HomeIndustry SectorsFinance and PolicyAfDB to contribute US$3 billion to energy sector over five years

AfDB to contribute US$3 billion to energy sector over five years

11 July 2013 – Already a major investor in the energy sector, the African Development Bank (AfDB) says it will scale up funding for energy production, transmission and distribution infrastructure, cross-border power pools, as well as government policy and regulatory reforms in Africa. The bank will particularly emphasise reforms for national power utilities, many of which are in need of better business models and financial reinforcement.

“We expect to allocate as much as US$3 billion over the next five years. This will leverage at least four times more investments in the energy sector. Our interventions will include investment loans, reforms, advisory, and guarantees,” AfDB president Donald Kaberuka said in Dar es Salaam, in reference to Tanzania, Kenya, Ethiopia, Ghana, Liberia, and Nigeria, the priority countries in the USA’s Power Africa initiative.

“Reforms are the key,” Kaberuka says. “The billions of dollars available for investment in the energy sector will translate into actual bulbs in people’s homes and electricity necessary to grow small businesses if state utilities run efficiently and effectively. The policy reforms will facilitate and enhance cross-border energy markets.”

The main financial source for the bank’s assistance to the energy sector in the Power Africa countries is the African Development Fund (ADF), which is its concessional window. The ADF contributed US$1.4 billion out of the bank’s US$1.6 billion over the last five years in the six priority countries’ energy investments.

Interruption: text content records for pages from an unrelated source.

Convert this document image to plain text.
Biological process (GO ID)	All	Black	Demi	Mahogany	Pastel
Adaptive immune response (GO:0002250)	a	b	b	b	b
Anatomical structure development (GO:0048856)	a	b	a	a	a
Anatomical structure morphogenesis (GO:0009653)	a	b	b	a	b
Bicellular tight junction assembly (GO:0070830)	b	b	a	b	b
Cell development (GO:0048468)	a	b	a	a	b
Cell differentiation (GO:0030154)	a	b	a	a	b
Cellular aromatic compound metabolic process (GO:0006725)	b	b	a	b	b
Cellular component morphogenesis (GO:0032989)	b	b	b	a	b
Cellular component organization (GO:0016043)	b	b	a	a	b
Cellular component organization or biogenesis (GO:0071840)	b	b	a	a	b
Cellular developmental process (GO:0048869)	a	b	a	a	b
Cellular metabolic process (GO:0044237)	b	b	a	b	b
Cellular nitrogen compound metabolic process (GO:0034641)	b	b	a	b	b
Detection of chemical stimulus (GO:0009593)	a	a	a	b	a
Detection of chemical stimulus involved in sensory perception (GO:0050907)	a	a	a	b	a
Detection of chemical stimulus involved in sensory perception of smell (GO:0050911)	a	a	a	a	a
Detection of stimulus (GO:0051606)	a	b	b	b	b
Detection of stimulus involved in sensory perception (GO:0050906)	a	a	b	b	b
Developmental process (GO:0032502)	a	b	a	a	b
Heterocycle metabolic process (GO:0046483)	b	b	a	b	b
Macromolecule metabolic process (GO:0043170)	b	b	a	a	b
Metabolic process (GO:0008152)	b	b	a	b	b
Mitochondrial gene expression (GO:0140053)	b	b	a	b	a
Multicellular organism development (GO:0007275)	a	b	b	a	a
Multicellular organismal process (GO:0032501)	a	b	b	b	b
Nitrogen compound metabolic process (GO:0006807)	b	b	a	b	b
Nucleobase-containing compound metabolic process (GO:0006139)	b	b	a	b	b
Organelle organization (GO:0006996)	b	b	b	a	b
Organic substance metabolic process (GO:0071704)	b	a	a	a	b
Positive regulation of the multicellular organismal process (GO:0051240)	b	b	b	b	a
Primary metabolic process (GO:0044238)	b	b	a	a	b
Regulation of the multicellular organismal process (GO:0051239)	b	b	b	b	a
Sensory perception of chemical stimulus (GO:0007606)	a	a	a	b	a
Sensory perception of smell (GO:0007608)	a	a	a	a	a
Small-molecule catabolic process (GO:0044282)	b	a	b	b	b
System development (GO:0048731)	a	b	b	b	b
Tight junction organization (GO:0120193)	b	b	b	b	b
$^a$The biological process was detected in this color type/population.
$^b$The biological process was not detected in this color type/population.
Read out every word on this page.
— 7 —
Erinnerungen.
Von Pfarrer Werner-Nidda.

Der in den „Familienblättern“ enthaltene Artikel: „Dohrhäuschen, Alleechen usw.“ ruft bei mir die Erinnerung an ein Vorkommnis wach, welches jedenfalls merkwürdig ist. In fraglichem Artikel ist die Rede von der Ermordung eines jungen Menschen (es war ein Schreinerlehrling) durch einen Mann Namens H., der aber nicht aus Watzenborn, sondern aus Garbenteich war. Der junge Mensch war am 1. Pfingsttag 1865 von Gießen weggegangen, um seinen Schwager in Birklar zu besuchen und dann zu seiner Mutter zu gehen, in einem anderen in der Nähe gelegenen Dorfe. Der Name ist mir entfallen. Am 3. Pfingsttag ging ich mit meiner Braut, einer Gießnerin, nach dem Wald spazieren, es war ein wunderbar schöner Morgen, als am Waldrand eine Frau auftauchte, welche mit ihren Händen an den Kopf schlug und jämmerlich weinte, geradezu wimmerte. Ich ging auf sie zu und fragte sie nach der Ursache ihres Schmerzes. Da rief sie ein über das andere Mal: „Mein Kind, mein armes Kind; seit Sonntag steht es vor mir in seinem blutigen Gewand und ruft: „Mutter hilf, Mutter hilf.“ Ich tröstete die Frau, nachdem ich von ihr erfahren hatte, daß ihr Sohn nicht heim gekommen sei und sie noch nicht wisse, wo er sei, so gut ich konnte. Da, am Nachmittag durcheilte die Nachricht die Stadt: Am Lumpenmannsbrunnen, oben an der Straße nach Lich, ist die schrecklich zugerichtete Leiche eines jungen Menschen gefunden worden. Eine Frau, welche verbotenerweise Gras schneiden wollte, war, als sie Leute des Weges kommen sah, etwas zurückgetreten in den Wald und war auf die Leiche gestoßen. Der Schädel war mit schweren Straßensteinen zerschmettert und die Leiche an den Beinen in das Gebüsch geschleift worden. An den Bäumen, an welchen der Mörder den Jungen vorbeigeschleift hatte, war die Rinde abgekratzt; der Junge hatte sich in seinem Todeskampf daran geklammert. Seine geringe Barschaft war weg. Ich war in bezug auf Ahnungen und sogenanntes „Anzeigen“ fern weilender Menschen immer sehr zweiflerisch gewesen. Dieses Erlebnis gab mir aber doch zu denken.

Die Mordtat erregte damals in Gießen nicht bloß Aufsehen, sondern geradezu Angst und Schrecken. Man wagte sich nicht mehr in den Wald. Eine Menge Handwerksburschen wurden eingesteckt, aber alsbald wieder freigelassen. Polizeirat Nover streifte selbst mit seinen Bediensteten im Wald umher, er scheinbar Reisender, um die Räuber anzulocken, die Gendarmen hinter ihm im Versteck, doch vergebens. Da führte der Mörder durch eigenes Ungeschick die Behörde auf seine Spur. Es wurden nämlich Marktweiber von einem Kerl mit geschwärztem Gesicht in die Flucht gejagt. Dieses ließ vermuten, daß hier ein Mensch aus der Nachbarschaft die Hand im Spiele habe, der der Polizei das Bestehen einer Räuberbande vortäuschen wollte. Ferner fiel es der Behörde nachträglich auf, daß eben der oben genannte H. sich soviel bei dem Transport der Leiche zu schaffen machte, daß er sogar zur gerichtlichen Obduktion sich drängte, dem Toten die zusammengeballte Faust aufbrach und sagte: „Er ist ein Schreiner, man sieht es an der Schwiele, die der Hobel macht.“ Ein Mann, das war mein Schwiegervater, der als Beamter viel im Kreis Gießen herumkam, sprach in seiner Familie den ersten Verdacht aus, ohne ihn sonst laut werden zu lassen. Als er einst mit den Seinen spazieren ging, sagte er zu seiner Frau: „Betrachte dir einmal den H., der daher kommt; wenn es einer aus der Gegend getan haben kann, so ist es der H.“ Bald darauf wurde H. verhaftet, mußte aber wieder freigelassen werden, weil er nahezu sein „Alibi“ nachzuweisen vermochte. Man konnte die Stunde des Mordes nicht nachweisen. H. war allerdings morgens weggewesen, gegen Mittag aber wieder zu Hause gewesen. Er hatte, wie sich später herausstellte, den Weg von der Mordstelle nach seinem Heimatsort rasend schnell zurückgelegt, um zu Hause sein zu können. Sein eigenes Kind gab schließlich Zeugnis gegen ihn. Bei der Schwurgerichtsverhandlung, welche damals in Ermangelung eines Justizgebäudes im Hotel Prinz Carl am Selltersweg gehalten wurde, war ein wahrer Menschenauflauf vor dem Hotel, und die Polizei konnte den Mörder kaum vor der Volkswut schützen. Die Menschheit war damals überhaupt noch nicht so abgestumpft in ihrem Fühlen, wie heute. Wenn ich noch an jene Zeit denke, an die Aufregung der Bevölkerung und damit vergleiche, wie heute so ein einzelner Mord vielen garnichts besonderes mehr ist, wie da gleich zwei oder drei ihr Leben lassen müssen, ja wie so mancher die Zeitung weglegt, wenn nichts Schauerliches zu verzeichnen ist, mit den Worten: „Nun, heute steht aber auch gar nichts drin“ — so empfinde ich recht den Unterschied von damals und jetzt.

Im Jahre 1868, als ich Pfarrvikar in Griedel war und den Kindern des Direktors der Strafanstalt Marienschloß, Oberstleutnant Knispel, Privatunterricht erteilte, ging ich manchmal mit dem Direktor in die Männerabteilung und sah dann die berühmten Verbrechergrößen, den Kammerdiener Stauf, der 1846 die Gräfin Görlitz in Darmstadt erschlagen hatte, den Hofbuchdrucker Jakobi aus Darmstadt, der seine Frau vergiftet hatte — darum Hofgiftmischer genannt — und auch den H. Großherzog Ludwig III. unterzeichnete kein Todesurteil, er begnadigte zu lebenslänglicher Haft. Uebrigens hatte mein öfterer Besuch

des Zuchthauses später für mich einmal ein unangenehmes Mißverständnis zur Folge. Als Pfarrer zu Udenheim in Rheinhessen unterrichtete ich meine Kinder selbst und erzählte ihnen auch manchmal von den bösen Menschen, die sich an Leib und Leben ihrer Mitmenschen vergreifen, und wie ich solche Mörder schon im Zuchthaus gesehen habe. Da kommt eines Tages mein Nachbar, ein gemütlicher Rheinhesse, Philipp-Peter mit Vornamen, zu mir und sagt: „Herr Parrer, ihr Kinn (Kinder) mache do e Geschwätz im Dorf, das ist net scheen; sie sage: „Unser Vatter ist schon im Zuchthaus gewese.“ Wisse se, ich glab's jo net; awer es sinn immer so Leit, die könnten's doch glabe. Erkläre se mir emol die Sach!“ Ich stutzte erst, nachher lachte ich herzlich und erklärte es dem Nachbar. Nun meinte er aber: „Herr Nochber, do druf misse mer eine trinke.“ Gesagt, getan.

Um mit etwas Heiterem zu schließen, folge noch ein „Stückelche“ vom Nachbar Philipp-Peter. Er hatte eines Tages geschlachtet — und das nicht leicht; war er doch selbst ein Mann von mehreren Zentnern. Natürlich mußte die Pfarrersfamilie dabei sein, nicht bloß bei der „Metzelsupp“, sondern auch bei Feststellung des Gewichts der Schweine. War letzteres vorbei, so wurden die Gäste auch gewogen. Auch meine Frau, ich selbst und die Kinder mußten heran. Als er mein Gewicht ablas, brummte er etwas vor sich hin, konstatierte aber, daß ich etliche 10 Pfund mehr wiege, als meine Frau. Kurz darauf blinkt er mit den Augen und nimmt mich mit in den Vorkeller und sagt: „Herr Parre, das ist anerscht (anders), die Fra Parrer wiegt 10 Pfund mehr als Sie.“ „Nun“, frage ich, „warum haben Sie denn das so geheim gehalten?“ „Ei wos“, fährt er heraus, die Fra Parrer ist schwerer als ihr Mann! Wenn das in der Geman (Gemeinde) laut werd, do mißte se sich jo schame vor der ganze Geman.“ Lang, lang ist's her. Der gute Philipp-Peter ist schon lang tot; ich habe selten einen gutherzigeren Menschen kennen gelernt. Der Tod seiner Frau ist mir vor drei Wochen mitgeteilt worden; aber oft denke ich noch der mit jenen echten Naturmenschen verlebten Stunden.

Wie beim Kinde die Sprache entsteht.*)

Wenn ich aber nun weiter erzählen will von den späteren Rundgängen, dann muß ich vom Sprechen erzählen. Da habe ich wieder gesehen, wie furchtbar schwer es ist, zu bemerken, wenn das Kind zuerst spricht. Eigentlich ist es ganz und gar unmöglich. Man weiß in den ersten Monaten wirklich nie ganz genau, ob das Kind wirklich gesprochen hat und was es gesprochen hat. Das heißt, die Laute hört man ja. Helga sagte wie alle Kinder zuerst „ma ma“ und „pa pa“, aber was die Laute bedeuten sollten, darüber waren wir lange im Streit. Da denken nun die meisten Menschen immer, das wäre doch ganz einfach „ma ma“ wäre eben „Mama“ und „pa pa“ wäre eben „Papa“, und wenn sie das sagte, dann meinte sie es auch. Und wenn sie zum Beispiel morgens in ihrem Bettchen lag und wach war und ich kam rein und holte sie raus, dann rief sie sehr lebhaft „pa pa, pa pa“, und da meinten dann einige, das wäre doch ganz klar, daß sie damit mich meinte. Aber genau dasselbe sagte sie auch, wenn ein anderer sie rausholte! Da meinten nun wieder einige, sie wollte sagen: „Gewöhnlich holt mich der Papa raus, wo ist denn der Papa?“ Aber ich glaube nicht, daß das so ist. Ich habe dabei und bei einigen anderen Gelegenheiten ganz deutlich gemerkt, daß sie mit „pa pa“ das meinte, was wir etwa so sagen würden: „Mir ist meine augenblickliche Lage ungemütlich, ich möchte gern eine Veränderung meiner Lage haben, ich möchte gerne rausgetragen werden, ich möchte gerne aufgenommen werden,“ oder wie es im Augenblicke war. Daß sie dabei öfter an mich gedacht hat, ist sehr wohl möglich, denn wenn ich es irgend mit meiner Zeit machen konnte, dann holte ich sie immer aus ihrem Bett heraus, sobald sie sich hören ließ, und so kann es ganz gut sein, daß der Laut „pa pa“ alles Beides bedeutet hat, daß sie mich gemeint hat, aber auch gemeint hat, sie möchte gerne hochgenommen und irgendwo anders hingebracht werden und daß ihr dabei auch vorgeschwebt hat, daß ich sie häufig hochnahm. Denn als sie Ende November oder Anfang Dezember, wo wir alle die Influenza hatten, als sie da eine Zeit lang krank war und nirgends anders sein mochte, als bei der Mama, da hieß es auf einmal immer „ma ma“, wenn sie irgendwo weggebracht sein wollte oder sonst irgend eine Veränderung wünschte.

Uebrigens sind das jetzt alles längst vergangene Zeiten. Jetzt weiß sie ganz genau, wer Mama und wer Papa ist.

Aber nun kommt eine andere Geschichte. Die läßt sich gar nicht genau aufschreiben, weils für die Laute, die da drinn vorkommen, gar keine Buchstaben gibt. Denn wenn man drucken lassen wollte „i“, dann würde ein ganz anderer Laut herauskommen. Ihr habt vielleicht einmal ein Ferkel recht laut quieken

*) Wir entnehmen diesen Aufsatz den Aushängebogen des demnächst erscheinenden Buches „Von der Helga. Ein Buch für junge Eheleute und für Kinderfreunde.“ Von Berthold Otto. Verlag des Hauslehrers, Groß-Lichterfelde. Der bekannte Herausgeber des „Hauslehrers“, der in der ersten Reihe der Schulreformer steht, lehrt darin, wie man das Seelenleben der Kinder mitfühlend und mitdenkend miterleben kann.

US president Barack Obama says he sees Africa as the next major success story and with Power Africa he wanted the US to be part of that success. "So that’s why I announced Power Africa − our initiative to double access to electricity in sub-Saharan Africa. And I have to say, those who are involved in this process, they continually tell us the problem is not going to be private-sector financing. The problem is going to be getting the rules right, creating the framework whereby we can build to scale rapidly. That’s what we’re committed to doing."